G-Net: A Provably Easy Construction of High-Accuracy Random Binary Neural Networks

We propose a novel randomized algorithm for constructing binary neural networks with tunable accuracy. This approach is motivated by hyperdimensional computing (HDC), which is a brain-inspired paradigm that leverages high-dimensional vector representations, offering efficient hardware implementation and robustness to model corruptions. Unlike traditional low-precision methods that use quantization, we consider binary embeddings of data as points in the hypercube equipped with the Hamming distance. We propose a novel family of floating-point neural networks, G-Nets, which are general enough to mimic standard network layers. Each floating-point G-Net has a randomized binary embedding, an embedded hyperdimensional (EHD) G-Net, that retains the accuracy of its floating-point counterparts, with theoretical guarantees, due to the concentration of measure.

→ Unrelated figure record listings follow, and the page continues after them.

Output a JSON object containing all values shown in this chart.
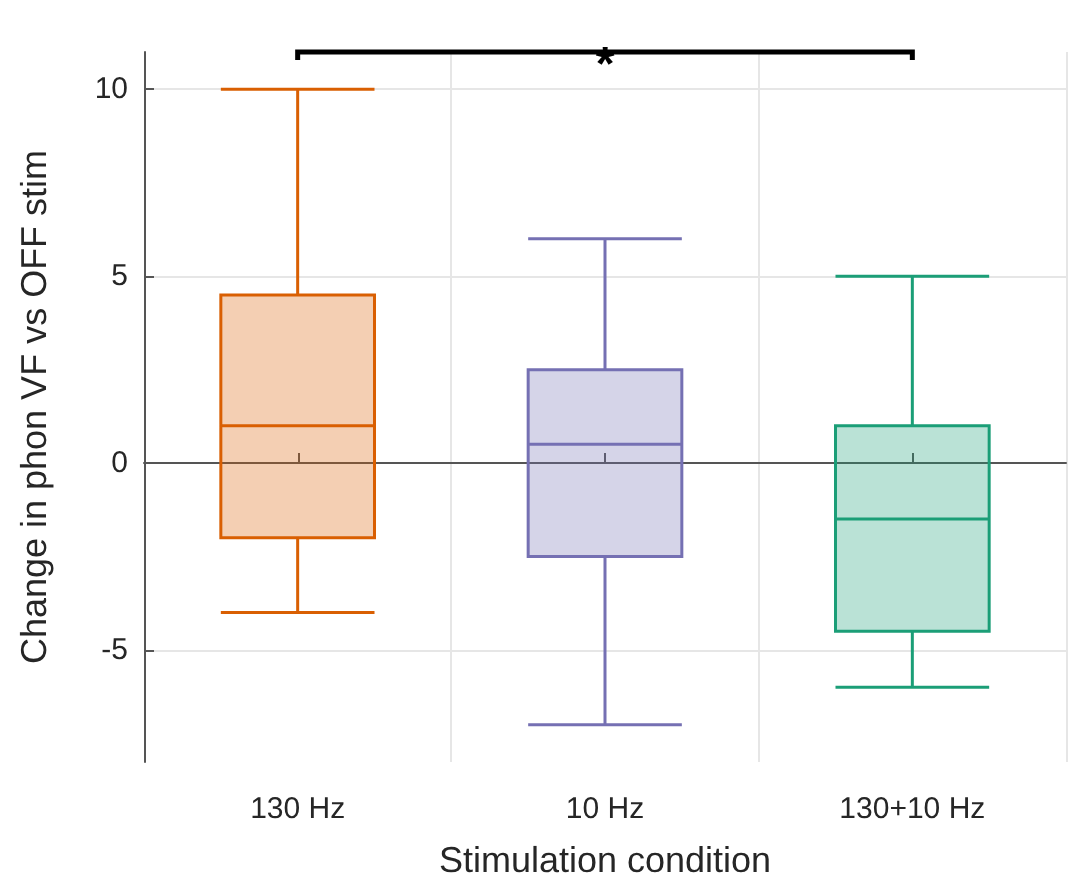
{
  "chart_data": {
    "type": "box",
    "xlabel": "Stimulation condition",
    "ylabel": "Change in phon VF vs OFF stim",
    "categories": [
      "130 Hz",
      "10 Hz",
      "130+10 Hz"
    ],
    "colors": [
      "#d95f02",
      "#7570b3",
      "#1b9e77"
    ],
    "boxes": [
      {
        "low": -4,
        "q1": -2,
        "median": 1,
        "q3": 4.5,
        "high": 10
      },
      {
        "low": -7,
        "q1": -2.5,
        "median": 0.5,
        "q3": 2.5,
        "high": 6
      },
      {
        "low": -6,
        "q1": -4.5,
        "median": -1.5,
        "q3": 1,
        "high": 5
      }
    ],
    "ylim": [
      -8,
      11
    ],
    "yticks": [
      -5,
      0,
      5,
      10
    ],
    "grid": true,
    "annotations": [
      "*"
    ]
  }
}
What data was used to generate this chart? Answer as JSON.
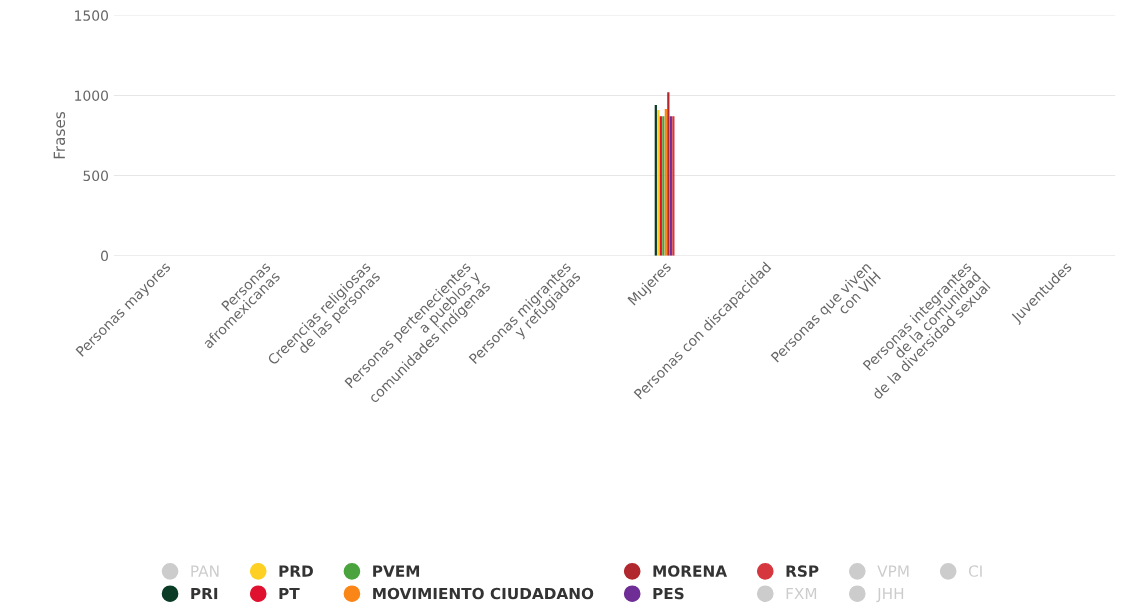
{
  "chart_data": {
    "type": "bar",
    "ylabel": "Frases",
    "ylim": [
      0,
      1500
    ],
    "yticks": [
      0,
      500,
      1000,
      1500
    ],
    "grid": "y",
    "legend": "bottom",
    "categories": [
      "Personas mayores",
      "Personas\nafromexicanas",
      "Creencias religiosas\nde las personas",
      "Personas pertenecientes\na pueblos y\ncomunidades indígenas",
      "Personas migrantes\ny refugiadas",
      "Mujeres",
      "Personas con discapacidad",
      "Personas que viven\ncon VIH",
      "Personas integrantes\nde la comunidad\nde la diversidad sexual",
      "Juventudes"
    ],
    "series": [
      {
        "name": "PAN",
        "color": "#cccccc",
        "values": [
          null,
          null,
          null,
          null,
          null,
          null,
          null,
          null,
          null,
          null
        ]
      },
      {
        "name": "PRI",
        "color": "#0b3d26",
        "values": [
          null,
          null,
          null,
          null,
          null,
          940,
          null,
          null,
          null,
          null
        ]
      },
      {
        "name": "PRD",
        "color": "#fdd023",
        "values": [
          null,
          null,
          null,
          null,
          null,
          910,
          null,
          null,
          null,
          null
        ]
      },
      {
        "name": "PT",
        "color": "#e0112f",
        "values": [
          null,
          null,
          null,
          null,
          null,
          870,
          null,
          null,
          null,
          null
        ]
      },
      {
        "name": "PVEM",
        "color": "#4aa33d",
        "values": [
          null,
          null,
          null,
          null,
          null,
          870,
          null,
          null,
          null,
          null
        ]
      },
      {
        "name": "MOVIMIENTO CIUDADANO",
        "color": "#fb8618",
        "values": [
          null,
          null,
          null,
          null,
          null,
          915,
          null,
          null,
          null,
          null
        ]
      },
      {
        "name": "MORENA",
        "color": "#b1282e",
        "values": [
          null,
          null,
          null,
          null,
          null,
          1020,
          null,
          null,
          null,
          null
        ]
      },
      {
        "name": "PES",
        "color": "#6f2e96",
        "values": [
          null,
          null,
          null,
          null,
          null,
          870,
          null,
          null,
          null,
          null
        ]
      },
      {
        "name": "RSP",
        "color": "#d6373f",
        "values": [
          null,
          null,
          null,
          null,
          null,
          870,
          null,
          null,
          null,
          null
        ]
      },
      {
        "name": "FXM",
        "color": "#cccccc",
        "values": [
          null,
          null,
          null,
          null,
          null,
          null,
          null,
          null,
          null,
          null
        ]
      },
      {
        "name": "VPM",
        "color": "#cccccc",
        "values": [
          null,
          null,
          null,
          null,
          null,
          null,
          null,
          null,
          null,
          null
        ]
      },
      {
        "name": "JHH",
        "color": "#cccccc",
        "values": [
          null,
          null,
          null,
          null,
          null,
          null,
          null,
          null,
          null,
          null
        ]
      },
      {
        "name": "CI",
        "color": "#cccccc",
        "values": [
          null,
          null,
          null,
          null,
          null,
          null,
          null,
          null,
          null,
          null
        ]
      }
    ]
  }
}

Empirically, our binary models match convolutional neural network accuracies and outperform prior HDC models by large margins, for example, we achieve almost 30\% higher accuracy on CIFAR-10 compared to prior HDC models. G-Nets are a theoretically justified bridge between neural networks and randomized binary neural networks, opening a new direction for constructing robust binary/quantized deep learning models. Our implementation is available at https://github.com/GNet2025/GNet.